Our Bronx ACS lawyers recognize that this may be an all too common scenario, not only in the Bronx but throughout New York City. Case workers are trained to work closely with families in need. They gain the trust of the families with whom they work. The problem is that many of these caseworkers are often over-worked and underpaid. They don't always have the time or resources to launch a proper abuse or neglect investigation. But they don't want to be the one left holding the bag if something happens to the child. Believe it or not, it becomes an easier job for them to simply have the child removed.

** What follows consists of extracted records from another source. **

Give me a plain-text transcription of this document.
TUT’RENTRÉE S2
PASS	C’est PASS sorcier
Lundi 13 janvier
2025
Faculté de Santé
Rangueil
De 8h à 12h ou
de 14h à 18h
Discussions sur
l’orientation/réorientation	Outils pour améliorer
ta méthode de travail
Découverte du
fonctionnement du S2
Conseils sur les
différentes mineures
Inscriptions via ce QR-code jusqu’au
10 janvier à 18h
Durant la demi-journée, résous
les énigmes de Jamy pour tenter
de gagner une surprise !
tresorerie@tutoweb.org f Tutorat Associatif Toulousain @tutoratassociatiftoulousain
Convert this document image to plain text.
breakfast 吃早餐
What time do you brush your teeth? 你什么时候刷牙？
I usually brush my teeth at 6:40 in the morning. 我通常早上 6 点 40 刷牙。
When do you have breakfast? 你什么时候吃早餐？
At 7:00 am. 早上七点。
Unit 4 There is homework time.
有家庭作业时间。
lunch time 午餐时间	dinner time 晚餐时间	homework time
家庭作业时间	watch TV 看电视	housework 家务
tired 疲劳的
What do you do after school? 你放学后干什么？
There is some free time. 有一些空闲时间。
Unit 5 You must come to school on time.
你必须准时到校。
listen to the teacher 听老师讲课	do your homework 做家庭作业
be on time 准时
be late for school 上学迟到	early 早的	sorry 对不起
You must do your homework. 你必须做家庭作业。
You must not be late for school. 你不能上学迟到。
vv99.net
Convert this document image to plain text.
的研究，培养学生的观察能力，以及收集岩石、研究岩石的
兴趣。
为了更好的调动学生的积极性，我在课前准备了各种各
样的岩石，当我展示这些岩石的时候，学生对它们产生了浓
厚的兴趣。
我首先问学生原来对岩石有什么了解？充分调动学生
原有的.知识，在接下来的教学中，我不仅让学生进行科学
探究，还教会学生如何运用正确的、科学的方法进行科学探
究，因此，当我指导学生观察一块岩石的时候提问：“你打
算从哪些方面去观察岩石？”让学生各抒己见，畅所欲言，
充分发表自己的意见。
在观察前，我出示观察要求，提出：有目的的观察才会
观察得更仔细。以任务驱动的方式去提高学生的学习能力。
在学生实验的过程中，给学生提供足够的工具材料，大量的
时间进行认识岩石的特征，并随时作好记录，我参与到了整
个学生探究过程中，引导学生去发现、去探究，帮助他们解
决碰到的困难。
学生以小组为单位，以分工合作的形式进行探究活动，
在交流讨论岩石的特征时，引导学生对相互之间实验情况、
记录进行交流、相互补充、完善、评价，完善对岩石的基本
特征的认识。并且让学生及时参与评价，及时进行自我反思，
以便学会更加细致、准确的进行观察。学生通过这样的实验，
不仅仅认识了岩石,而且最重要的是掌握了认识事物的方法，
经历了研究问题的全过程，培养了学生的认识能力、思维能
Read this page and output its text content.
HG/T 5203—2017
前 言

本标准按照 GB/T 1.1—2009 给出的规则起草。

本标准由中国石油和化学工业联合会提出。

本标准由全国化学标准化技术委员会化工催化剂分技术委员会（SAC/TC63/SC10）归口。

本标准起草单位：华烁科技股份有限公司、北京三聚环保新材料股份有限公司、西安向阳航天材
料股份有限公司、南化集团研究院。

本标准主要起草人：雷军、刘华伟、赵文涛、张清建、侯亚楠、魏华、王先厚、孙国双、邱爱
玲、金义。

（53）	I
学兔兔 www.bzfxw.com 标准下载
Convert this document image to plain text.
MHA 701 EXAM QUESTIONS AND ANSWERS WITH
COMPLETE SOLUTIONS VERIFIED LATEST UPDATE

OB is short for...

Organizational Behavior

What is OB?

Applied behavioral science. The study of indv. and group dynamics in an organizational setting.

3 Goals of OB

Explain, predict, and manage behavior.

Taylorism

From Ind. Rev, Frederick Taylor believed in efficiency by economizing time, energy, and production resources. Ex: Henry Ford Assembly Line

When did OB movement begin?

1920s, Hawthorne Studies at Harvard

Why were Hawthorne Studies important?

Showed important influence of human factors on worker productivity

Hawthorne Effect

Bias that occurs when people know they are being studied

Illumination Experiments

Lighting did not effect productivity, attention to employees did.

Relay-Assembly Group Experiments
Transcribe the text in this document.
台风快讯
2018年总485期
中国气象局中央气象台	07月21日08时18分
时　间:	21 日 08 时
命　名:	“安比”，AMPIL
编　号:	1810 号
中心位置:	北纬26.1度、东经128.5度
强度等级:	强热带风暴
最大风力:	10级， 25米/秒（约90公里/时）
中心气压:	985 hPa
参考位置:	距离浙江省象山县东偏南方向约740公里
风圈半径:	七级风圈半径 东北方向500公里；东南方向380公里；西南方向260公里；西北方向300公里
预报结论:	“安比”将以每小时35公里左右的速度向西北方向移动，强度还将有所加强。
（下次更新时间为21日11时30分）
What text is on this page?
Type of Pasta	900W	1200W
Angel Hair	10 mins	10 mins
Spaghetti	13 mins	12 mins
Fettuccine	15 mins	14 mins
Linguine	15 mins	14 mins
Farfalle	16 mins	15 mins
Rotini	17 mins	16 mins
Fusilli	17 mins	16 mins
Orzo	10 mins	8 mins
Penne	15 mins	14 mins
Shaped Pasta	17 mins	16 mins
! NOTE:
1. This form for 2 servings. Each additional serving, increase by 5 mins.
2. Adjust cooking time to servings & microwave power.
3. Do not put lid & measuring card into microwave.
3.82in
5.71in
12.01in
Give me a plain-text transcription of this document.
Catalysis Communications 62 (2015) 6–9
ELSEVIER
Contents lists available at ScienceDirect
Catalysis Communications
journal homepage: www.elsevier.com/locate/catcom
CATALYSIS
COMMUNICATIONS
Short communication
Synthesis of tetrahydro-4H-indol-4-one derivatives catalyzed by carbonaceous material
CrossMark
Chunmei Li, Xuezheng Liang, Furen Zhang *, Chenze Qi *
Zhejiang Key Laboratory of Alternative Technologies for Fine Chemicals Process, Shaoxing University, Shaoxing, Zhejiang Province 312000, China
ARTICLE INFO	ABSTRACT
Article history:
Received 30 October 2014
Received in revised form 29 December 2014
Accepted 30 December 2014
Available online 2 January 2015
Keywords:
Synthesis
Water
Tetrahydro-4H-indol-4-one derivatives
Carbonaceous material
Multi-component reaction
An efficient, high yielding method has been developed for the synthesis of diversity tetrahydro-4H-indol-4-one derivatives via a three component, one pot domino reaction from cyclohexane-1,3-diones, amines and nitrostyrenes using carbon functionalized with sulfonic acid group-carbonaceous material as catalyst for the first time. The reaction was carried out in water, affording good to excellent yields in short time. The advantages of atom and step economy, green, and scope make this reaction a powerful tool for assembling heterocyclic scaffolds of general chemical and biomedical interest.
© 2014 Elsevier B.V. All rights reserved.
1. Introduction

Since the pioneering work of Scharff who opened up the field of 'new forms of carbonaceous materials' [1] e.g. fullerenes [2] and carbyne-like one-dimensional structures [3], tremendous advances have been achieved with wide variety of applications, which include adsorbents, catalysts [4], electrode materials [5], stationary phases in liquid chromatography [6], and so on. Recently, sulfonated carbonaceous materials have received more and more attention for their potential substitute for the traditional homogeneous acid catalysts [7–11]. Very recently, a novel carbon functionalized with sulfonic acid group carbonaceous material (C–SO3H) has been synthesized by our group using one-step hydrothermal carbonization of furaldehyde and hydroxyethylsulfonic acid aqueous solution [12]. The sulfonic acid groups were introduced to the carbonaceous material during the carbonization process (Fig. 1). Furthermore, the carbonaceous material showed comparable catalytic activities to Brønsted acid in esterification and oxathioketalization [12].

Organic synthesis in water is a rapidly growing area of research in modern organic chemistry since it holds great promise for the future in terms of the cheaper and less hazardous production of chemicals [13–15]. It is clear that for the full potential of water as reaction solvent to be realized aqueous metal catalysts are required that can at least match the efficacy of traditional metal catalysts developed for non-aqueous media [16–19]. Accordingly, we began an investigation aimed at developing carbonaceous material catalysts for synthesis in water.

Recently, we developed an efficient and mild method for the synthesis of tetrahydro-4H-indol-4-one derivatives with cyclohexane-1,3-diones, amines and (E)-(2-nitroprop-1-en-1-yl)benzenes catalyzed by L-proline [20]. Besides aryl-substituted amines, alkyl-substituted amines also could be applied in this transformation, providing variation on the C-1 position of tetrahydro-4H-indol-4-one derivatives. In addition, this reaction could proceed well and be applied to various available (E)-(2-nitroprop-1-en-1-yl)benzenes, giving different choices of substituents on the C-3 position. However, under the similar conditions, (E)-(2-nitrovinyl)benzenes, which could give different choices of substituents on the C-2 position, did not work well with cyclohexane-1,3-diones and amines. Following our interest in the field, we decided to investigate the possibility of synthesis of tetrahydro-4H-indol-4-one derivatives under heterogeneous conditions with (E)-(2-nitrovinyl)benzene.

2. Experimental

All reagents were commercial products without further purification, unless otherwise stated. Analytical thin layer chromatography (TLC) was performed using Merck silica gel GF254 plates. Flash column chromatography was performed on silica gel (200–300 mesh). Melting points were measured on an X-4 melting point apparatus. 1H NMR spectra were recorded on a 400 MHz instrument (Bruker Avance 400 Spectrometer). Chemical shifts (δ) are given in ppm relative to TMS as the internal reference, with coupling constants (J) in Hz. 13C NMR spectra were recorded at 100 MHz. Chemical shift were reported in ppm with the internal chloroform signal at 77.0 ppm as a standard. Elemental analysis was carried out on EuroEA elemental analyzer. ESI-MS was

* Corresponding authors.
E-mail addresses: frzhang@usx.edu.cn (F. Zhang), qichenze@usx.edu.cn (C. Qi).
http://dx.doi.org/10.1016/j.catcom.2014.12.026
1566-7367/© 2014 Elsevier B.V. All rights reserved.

One option for children fighting to regain custody of their children is a program called the Child Welfare Organizing Project. It's a peer-to-peer guidance and counseling operation that offers an outlet for parents accused of neglect or abuse. Fellow graduates are then asked to attend the child safety conferences of their peers.
The program was founded in 2007 in Harlem. Records show that in looking at data from 2010 to 2012, those parents who were involved in CWOP lost custody of their children in 15.5 percent fewer cases. A similar program offered by the Center for Development and Family Services Inc. is available in the Bronx, Staten Island and Manhattan.
What is likely to help to an even greater degree would be the involvement of a Brooklyn attorney experienced in handling ACS cases. While a parent peer advocate can attest to the judge your commitment to improved parenting, your attorney can aggressively challenge any unsubstantiated claims, request certain claims be returned unfounded and ask that your record be expunged.
The good news is that the ACS workers have become less inclined than they were just a few decades ago to put children in foster care. Where there were 50,000 children from New York City in foster care back in the early 1990s, that number is now down to about 12,100.
Still, for those families stuck in the system, it can have a profoundly damaging and long lasting effect. We are dedicated to helping families reunite - and remain together.